— Кончили, отец Стахий… Благословите запирать церковь?..
Отец Стахий с стыдливой поспешностью поднялся с места:
— Иду, иду… Не запирай…
Он торопливо попрощался с нами и пошел к паперти. Мрачный юноша следовал за ним.
Со стола убрали. Мои племянники стали укладывать котомку, а я зашел перед отъездом в церковь…
Она была пуста… Молящихся не было; вечерня отошла при пустом храме, и теперь немногие, участвовавшие в ней, уходили… Только мрачный послушник стоял неподвижно на клиросе, и отец Стахий возглашал, уходил в алтарь, появлялся оттуда, кадил перед иконами и опять возглашал один, предоставляя господу богу привести это в должный порядок… яко же ты, господи, веси.

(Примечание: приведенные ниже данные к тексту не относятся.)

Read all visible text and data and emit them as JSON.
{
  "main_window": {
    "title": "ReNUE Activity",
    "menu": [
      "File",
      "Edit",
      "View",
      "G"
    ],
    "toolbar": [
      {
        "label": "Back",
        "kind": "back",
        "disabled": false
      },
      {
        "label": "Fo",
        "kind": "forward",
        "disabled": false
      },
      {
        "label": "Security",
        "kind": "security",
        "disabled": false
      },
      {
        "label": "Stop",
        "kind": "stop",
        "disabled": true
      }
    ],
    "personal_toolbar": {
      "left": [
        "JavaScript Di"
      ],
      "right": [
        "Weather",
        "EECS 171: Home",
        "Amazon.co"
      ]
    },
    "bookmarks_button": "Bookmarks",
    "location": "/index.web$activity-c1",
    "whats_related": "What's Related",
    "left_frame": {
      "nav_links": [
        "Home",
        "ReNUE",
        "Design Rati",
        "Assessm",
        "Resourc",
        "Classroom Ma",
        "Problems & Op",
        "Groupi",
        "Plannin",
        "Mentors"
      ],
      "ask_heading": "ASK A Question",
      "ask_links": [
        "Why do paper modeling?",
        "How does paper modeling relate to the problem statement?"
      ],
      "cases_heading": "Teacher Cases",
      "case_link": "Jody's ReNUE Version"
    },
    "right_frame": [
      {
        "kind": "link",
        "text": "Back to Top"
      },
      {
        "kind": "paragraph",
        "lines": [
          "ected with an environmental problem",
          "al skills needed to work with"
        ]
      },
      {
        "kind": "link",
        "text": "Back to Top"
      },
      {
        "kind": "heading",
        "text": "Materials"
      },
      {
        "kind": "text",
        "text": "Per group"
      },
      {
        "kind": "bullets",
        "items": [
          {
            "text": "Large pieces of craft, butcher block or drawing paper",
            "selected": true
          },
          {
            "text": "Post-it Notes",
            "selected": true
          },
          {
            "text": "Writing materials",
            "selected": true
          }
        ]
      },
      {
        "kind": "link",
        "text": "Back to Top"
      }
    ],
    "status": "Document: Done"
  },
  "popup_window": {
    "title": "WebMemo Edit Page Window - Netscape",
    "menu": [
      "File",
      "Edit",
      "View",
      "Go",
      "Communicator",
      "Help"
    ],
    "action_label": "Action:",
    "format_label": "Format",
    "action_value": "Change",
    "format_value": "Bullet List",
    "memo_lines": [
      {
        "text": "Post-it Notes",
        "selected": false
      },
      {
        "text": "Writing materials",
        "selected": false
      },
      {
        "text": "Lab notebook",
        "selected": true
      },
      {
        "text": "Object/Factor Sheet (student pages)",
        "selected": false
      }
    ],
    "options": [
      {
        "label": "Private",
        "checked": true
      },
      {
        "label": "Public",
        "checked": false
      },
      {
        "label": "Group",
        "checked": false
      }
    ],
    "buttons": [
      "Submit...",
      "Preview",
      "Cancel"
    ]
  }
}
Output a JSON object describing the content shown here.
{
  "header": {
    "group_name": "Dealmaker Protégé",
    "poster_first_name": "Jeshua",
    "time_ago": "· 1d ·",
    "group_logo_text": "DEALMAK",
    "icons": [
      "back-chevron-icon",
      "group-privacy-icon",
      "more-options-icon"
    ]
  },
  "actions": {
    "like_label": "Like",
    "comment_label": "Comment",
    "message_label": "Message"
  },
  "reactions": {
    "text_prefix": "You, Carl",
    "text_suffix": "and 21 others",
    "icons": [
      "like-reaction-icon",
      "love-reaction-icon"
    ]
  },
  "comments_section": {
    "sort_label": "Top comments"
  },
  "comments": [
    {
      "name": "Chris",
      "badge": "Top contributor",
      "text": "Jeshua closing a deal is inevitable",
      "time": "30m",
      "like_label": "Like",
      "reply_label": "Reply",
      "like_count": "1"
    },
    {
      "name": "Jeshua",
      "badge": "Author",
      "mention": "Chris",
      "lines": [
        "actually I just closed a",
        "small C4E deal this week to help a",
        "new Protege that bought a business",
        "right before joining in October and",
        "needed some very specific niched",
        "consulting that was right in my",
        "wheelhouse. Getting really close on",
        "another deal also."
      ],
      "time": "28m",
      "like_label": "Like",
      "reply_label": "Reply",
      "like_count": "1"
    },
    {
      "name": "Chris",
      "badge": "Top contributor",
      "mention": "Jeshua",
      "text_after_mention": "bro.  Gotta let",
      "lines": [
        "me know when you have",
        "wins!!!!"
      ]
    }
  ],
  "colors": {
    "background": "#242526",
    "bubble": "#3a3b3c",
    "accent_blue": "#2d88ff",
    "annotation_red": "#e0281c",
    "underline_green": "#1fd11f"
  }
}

Взглянув на меня, отец Стахий отвернул глаза и «завозглашал» торопливее.
Мы плыли уже по реке, а передо мною все носился образ сурового послушника, отдельная могила каменного старца и растерянно просящий прощения взгляд отца Стахия:
— Охо-хо-хо!.. Немощь человеческая… Не осудите… Осуждать грех, — слышалось мне под суровый шопот темнеющих керженских лесов…
Но керженские леса, помнящие крепкое стояние древних подвижников, как будто осуждали… [10]
VII
Ночная буря. — Лесные люди
— До Лыкова в час один сомчитесь, — говорил нам в монастыре отец Стахий. — Там найдете спокойный ночлег и самоварчик.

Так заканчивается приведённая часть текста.